LVBench: An Extreme Long Video Understanding Benchmark
Created by
Haebom
Author
Weihan Wang, Zehai He, Wenyi Hong, Yean Cheng, Xiaohan Zhang, Ji Qi, Xiaotao Gu, Shiyu Huang, Bin Xu, Yuxiao Dong, Ming Ding, Jie Tang
Outline
This paper highlights the limitations of existing multimodal large-scale language models and evaluation datasets focused on short-form video understanding (less than one minute), highlighting their inability to meet the needs of real-world applications such as embodied intelligence for long-term decision-making, in-depth movie reviews and discussions, and real-time sports commentary, which require understanding long-form videos. To address this, we propose LVBench, a novel benchmark for long-form video understanding. LVBench consists of a variety of publicly available videos and tasks targeting long-form video understanding and information extraction, designed to evaluate the long-term memory and extended understanding capabilities of multimodal models. Experimental results demonstrate that current multimodal models still underperform on these challenging long-form video understanding tasks. LVBench is intended to stimulate the development of more advanced models that can address the complexities of long-form video understanding, and its data and code are publicly available.
Takeaways, Limitations
•
Takeaways: We present LVBench, a new benchmark for long-term image understanding, clarifying the limitations of existing models and suggesting future research directions.
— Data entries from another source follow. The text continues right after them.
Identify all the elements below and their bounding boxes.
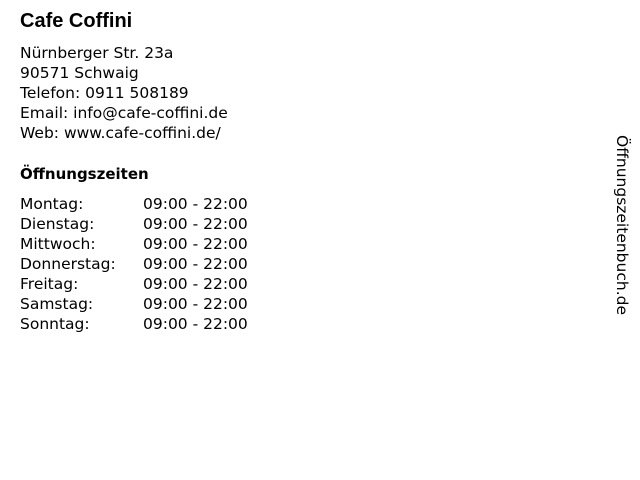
street: Nürnberger Str. 23a <box>20 44 174 62</box>
hours-row: Samstag: 09:00 - 22:00 <box>20 294 248 314</box>
time: 09:00 - 22:00 <box>143 275 248 293</box>
time: 09:00 - 22:00 <box>143 235 248 253</box>
hours-heading: Öffnungszeiten <box>20 165 149 183</box>
day: Sonntag: <box>20 315 90 333</box>
website: Web: www.cafe-coffini.de/ <box>20 124 221 142</box>
phone: Telefon: 0911 508189 <box>20 84 189 102</box>
hours-row: Freitag: 09:00 - 22:00 <box>20 274 248 294</box>
day: Donnerstag: <box>20 255 116 273</box>
time: 09:00 - 22:00 <box>143 255 248 273</box>
hours-row: Mittwoch: 09:00 - 22:00 <box>20 234 248 254</box>
hours-table: Montag: 09:00 - 22:00 Dienstag: 09:00 - 22… <box>20 194 248 334</box>
day: Samstag: <box>20 295 94 313</box>
hours-row: Sonntag: 09:00 - 22:00 <box>20 314 248 334</box>
day: Dienstag: <box>20 215 95 233</box>
day: Freitag: <box>20 275 79 293</box>
hours-row: Montag: 09:00 - 22:00 <box>20 194 248 214</box>
time: 09:00 - 22:00 <box>143 195 248 213</box>
time: 09:00 - 22:00 <box>143 315 248 333</box>
hours-row: Dienstag: 09:00 - 22:00 <box>20 214 248 234</box>
time: 09:00 - 22:00 <box>143 215 248 233</box>
address-block: Nürnberger Str. 23a 90571 Schwaig Telefo… <box>20 43 228 143</box>
day: Montag: <box>20 195 84 213</box>
time: 09:00 - 22:00 <box>143 295 248 313</box>
email: Email: info@cafe-coffini.de <box>20 104 228 122</box>
watermark: Öffnungszeitenbuch.de <box>613 135 631 315</box>
day: Mittwoch: <box>20 235 96 253</box>
city: 90571 Schwaig <box>20 64 139 82</box>
business-name: Cafe Coffini <box>20 10 133 32</box>
hours-row: Donnerstag: 09:00 - 22:00 <box>20 254 248 274</box>
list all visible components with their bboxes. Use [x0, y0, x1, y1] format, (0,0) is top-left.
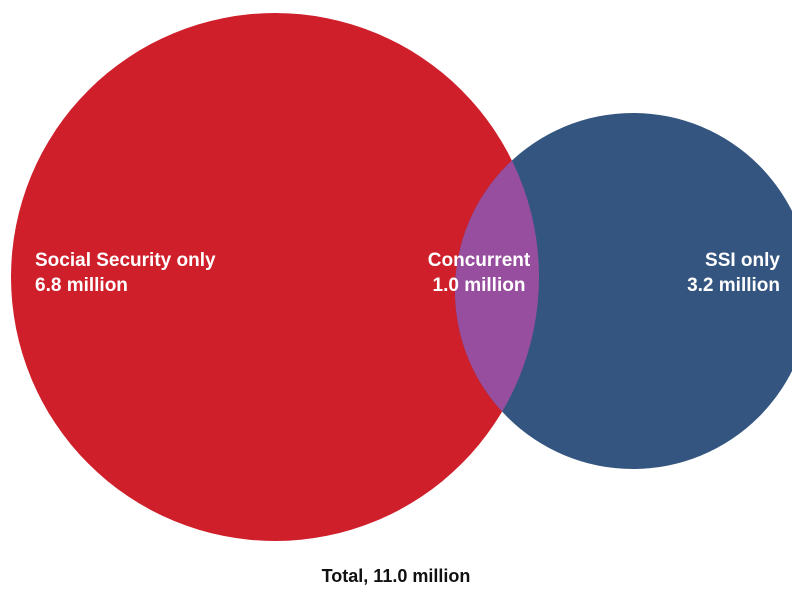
ssi-only-value: 3.2 million: [687, 275, 780, 296]
ssi-only-label: SSI only 3.2 million: [687, 248, 780, 298]
ssi-circle: [455, 113, 792, 469]
concurrent-label: Concurrent 1.0 million: [411, 248, 547, 298]
concurrent-name: Concurrent: [427, 250, 531, 271]
ssi-only-name: SSI only: [705, 250, 780, 271]
total-caption: Total, 11.0 million: [321, 566, 471, 586]
social-security-circle: [11, 13, 539, 541]
social-security-only-label: Social Security only 6.8 million: [35, 248, 216, 298]
social-security-only-name: Social Security only: [35, 250, 216, 271]
social-security-only-value: 6.8 million: [35, 275, 128, 296]
concurrent-value: 1.0 million: [432, 275, 526, 296]
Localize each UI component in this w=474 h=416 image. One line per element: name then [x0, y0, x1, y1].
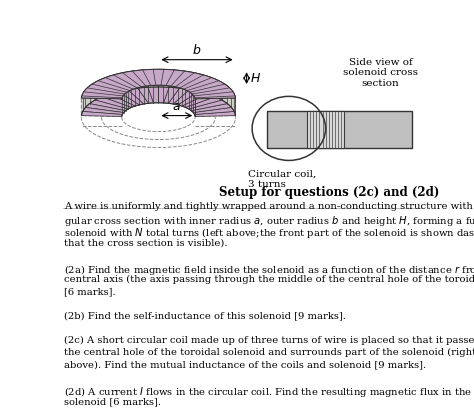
- Polygon shape: [85, 104, 126, 113]
- Polygon shape: [168, 88, 190, 104]
- Polygon shape: [128, 88, 148, 104]
- Polygon shape: [85, 86, 126, 95]
- Polygon shape: [101, 94, 135, 107]
- Bar: [307, 111, 344, 148]
- Polygon shape: [137, 87, 154, 103]
- Polygon shape: [191, 104, 231, 113]
- Text: central axis (the axis passing through the middle of the central hole of the tor: central axis (the axis passing through t…: [64, 275, 474, 284]
- Polygon shape: [82, 90, 124, 97]
- Polygon shape: [95, 97, 131, 109]
- Polygon shape: [182, 76, 215, 90]
- Polygon shape: [137, 69, 154, 86]
- Polygon shape: [90, 82, 128, 93]
- Polygon shape: [182, 94, 215, 107]
- Polygon shape: [82, 69, 236, 99]
- Polygon shape: [173, 72, 199, 87]
- Polygon shape: [193, 107, 234, 114]
- Polygon shape: [101, 76, 135, 90]
- Polygon shape: [82, 94, 122, 99]
- Polygon shape: [109, 92, 139, 106]
- Polygon shape: [148, 69, 158, 85]
- Text: (2b) Find the self-inductance of this solenoid [9 marks].: (2b) Find the self-inductance of this so…: [64, 312, 346, 321]
- Polygon shape: [90, 100, 128, 111]
- Polygon shape: [189, 82, 228, 93]
- Text: that the cross section is visible).: that the cross section is visible).: [64, 239, 227, 248]
- Text: (2c) A short circular coil made up of three turns of wire is placed so that it p: (2c) A short circular coil made up of th…: [64, 336, 474, 345]
- Polygon shape: [148, 87, 158, 103]
- Text: the central hole of the toroidal solenoid and surrounds part of the solenoid (ri: the central hole of the toroidal solenoi…: [64, 348, 474, 357]
- Polygon shape: [128, 70, 148, 87]
- Polygon shape: [178, 74, 208, 89]
- Text: solenoid [6 marks].: solenoid [6 marks].: [64, 397, 161, 406]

The publicly available dataset and code can accelerate the development of multimodal models. This provides a crucial foundation for the development of long-term image understanding technologies required for real-world applications.
•
Limitations: LVBench is still in its early stages, so it needs to incorporate more diverse types of long-term videos and tasks. In-depth analysis of the causes of the current model's poor performance is lacking. Dataset expansion is needed to account for diverse language and cultural backgrounds.